Overview

DNA padlock probes are synthetic DNA molecules with unique features, such as high specificity and low cross-interactions between probes. This makes them ideal for multiplexed amplification of bisulfite DNA sequence targets to characterize epigenetic abnormalities [2]. The Integrative Genomics Lab at UCSD, which has been conducting research regarding characterizing methylation patterns of human stem cells, uses padlock probes extensively. DNA methylation is a crucial cell mechanism to control gene expression and successfully characterizing the methylome of stem cells is an important step in the future clinical application of stem cells.

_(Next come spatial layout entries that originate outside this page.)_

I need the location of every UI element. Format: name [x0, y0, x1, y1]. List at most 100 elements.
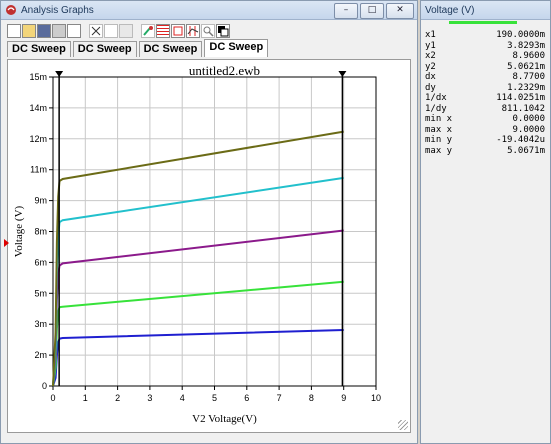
cursor-row-value: 811.1042: [501, 103, 545, 114]
paste-icon[interactable]: [119, 24, 133, 38]
y-tick-label: 6m: [34, 257, 47, 267]
cursor-row-key: max x: [425, 124, 453, 135]
y-tick-label: 8m: [34, 227, 47, 237]
reverse-colors-icon[interactable]: [216, 24, 230, 38]
properties-icon[interactable]: [141, 24, 155, 38]
x-tick-label: 5: [212, 393, 217, 403]
x-axis-label: V2 Voltage(V): [192, 413, 257, 425]
cursor-row: min x 0.0000: [425, 114, 545, 125]
cursor-row: y1 3.8293m: [425, 41, 545, 52]
cursor-row: max x 9.0000: [425, 125, 545, 136]
cursor-row-value: 8.9600: [512, 51, 545, 61]
cursor-row-key: 1/dy: [425, 103, 447, 114]
tab-dc-sweep-1[interactable]: DC Sweep: [7, 41, 71, 57]
cursor-row: dx 8.7700: [425, 72, 545, 83]
grid-icon[interactable]: [156, 24, 170, 38]
cursor-row-value: 190.0000m: [496, 30, 545, 40]
window-title: Analysis Graphs: [21, 4, 94, 16]
print-preview-icon[interactable]: [67, 24, 81, 38]
x-tick-label: 2: [115, 393, 120, 403]
cursor-row-key: y1: [425, 40, 436, 51]
tab-dc-sweep-3[interactable]: DC Sweep: [138, 41, 203, 57]
cursor-row-value: 9.0000: [512, 124, 545, 135]
x-tick-label: 3: [147, 393, 152, 403]
x-tick-label: 1: [83, 393, 88, 403]
open-icon[interactable]: [22, 24, 36, 38]
minimize-button[interactable]: –: [334, 3, 358, 19]
cursor-row-key: min x: [425, 114, 453, 124]
cursor-row: 1/dx 114.0251m: [425, 93, 545, 104]
cursor-row-key: dx: [425, 72, 436, 82]
resize-grip[interactable]: [398, 420, 408, 430]
x-tick-label: 0: [50, 393, 55, 403]
cursors-icon[interactable]: [186, 24, 200, 38]
cursor-row-value: 5.0671m: [507, 145, 545, 156]
cursor-row: max y 5.0671m: [425, 146, 545, 157]
copy-icon[interactable]: [104, 24, 118, 38]
print-icon[interactable]: [52, 24, 66, 38]
series-legend-line: [449, 21, 517, 24]
y-tick-label: 0: [42, 381, 47, 391]
y-tick-label: 9m: [34, 196, 47, 206]
tab-dc-sweep-2[interactable]: DC Sweep: [72, 41, 137, 57]
y-tick-label: 3m: [34, 319, 47, 329]
cursor-row: x2 8.9600: [425, 51, 545, 62]
cursor-row-key: dy: [425, 82, 436, 93]
cursor-row-value: -19.4042u: [496, 135, 545, 145]
cut-icon[interactable]: [89, 24, 103, 38]
close-button[interactable]: ✕: [386, 3, 414, 19]
cursor-row: x1 190.0000m: [425, 30, 545, 41]
cursor-row-value: 114.0251m: [496, 93, 545, 103]
cursor-row-value: 3.8293m: [507, 40, 545, 51]
cursor-values-window: Voltage (V) x1 190.0000m y1 3.8293m x2 8.9600…: [420, 0, 551, 444]
analysis-graphs-window: Analysis Graphs – □ ✕ DC Sweep DC Sweep …: [0, 0, 418, 444]
restore-button[interactable]: □: [360, 3, 384, 19]
y-axis-label: Voltage (V): [13, 205, 25, 257]
x-tick-label: 7: [277, 393, 282, 403]
cursor-row-key: min y: [425, 135, 453, 145]
cursor-row-value: 0.0000: [512, 114, 545, 124]
cursor-row-value: 5.0621m: [507, 61, 545, 72]
app-icon: [6, 5, 16, 15]
dc-sweep-chart[interactable]: 0 1 2 3 4 5 6 7 8 9 10 0 2m 3m 5m 6m 8m 9m 11m 12m 14m 15m unt…: [8, 60, 410, 432]
cursor-window-title-bar[interactable]: Voltage (V): [421, 1, 550, 20]
cursor-row-key: y2: [425, 61, 436, 72]
cursor-row: dy 1.2329m: [425, 83, 545, 94]
chart-title: untitled2.ewb: [189, 63, 260, 78]
cursor-row-key: 1/dx: [425, 93, 447, 103]
y-tick-label: 15m: [29, 72, 47, 82]
y-tick-label: 12m: [29, 134, 47, 144]
cursor-row-key: x2: [425, 51, 436, 61]
legend-icon[interactable]: [171, 24, 185, 38]
cursor-row-key: max y: [425, 145, 453, 156]
cursor-row: 1/dy 811.1042: [425, 104, 545, 115]
x-tick-label: 9: [341, 393, 346, 403]
series-line-3: [52, 229, 344, 387]
cursor-row-key: x1: [425, 30, 436, 40]
save-icon[interactable]: [37, 24, 51, 38]
series-line-1: [52, 329, 344, 387]
x-tick-label: 6: [244, 393, 249, 403]
y-tick-label: 11m: [30, 165, 47, 175]
x-tick-label: 10: [371, 393, 381, 403]
x-tick-label: 8: [309, 393, 314, 403]
tab-dc-sweep-4[interactable]: DC Sweep: [204, 39, 269, 57]
y-tick-label: 5m: [34, 288, 47, 298]
x-tick-label: 4: [180, 393, 185, 403]
cursor-handle-1: [55, 71, 64, 77]
y-tick-label: 14m: [29, 103, 47, 113]
cursor-row: y2 5.0621m: [425, 62, 545, 73]
graph-area[interactable]: 0 1 2 3 4 5 6 7 8 9 10 0 2m 3m 5m 6m 8m 9m 11m 12m 14m 15m unt…: [7, 59, 411, 433]
side-marker-icon: [4, 239, 9, 247]
cursor-values-table: x1 190.0000m y1 3.8293m x2 8.9600 y2 5.0621m dx 8…: [425, 30, 545, 156]
title-bar[interactable]: Analysis Graphs – □ ✕: [1, 1, 417, 20]
cursor-window-title: Voltage (V): [425, 4, 475, 16]
cursor-handle-2: [338, 71, 347, 77]
graph-tabs: DC Sweep DC Sweep DC Sweep DC Sweep: [7, 39, 270, 59]
cursor-row-value: 8.7700: [512, 72, 545, 82]
cursor-row-value: 1.2329m: [507, 82, 545, 93]
zoom-icon[interactable]: [201, 24, 215, 38]
cursor-row: min y -19.4042u: [425, 135, 545, 146]
new-icon[interactable]: [7, 24, 21, 38]
y-tick-label: 2m: [34, 350, 47, 360]
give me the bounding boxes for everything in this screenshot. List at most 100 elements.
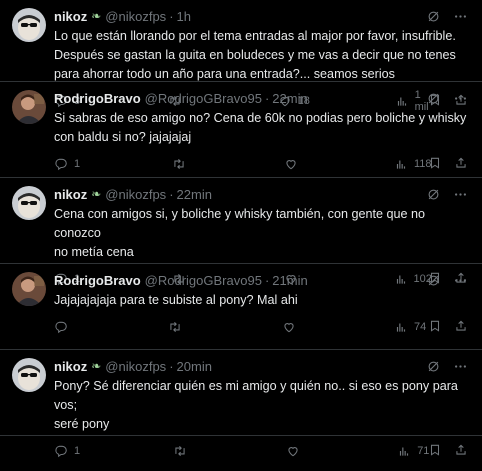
views-count: 74 [414,321,427,333]
separator-dot: · [264,272,270,288]
tweet[interactable]: nikoz ❧ @nikozfps · 1h Lo que están llorando … [0,0,482,113]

Despite the strengths of padlock probes, the previous sets of probes used by the lab have shown a large variability in capture efficiency, with some probes having sequencing read counts in the tens of thousands while others having counts less than ten. A more uniform distribution of reads was necessary to ensure accurate results and to eliminate the time-consuming and costly measures that must be taken to use the current probes [3]. Improving the current probe designer algorithm used by The Integrative Genomics Lab by creating a better scoring function was the main goal of this project.
The final design was achieved by identifying parameters that are statistically correlated with the efficiency of each padlock probe and using machine learning techniques to produce a scoring function. The scoring function was able to explain 57.0% of the total variation of bisulfite probe capture efficiency.